Bolander's onion

Scientific classification
- Kingdom: Plantae
- Clade: Tracheophytes
- Clade: Angiosperms
- Clade: Monocots
- Order: Asparagales
- Family: Amaryllidaceae
- Subfamily: Allioideae
- Genus: Allium
- Species: A. bolanderi
- Binomial name: Allium bolanderi S.Wats.
- Synonyms: Allium bolanderi var. stenanthum (Drew) Jeps.; Allium stenanthum Drew;

= Allium bolanderi =

- Authority: S.Wats.
- Synonyms: Allium bolanderi var. stenanthum (Drew) Jeps., Allium stenanthum Drew

Species of flowering plant

Allium bolanderi is a species of wild onion known by the common name Bolander's onion.
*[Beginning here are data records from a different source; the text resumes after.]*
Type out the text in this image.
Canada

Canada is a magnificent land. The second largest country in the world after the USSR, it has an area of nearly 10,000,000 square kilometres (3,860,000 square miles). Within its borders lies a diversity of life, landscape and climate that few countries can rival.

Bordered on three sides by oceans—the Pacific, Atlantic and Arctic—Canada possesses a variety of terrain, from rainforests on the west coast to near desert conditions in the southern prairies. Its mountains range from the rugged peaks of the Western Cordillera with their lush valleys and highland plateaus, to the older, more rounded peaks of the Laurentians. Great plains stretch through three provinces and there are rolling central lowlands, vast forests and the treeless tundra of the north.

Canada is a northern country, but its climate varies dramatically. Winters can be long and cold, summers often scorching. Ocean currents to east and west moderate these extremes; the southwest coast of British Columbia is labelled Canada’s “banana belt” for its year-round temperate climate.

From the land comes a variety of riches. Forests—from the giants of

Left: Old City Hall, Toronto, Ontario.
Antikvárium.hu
It is native to northern California and southwestern Oregon, where it grows in the rocky soils of the Klamath Mountains and surrounding regions.

Allium bolanderi grows from an oval-shaped bulb up to 2 cm long with associated rhizomes. The stem reaches about 35 cm in maximum height and there are two or three long, cylindrical leaves about the same length as the stem. The inflorescence contains 10 to 20 reddish-purple, or occasionally white, flowers, each with very finely toothed tepals.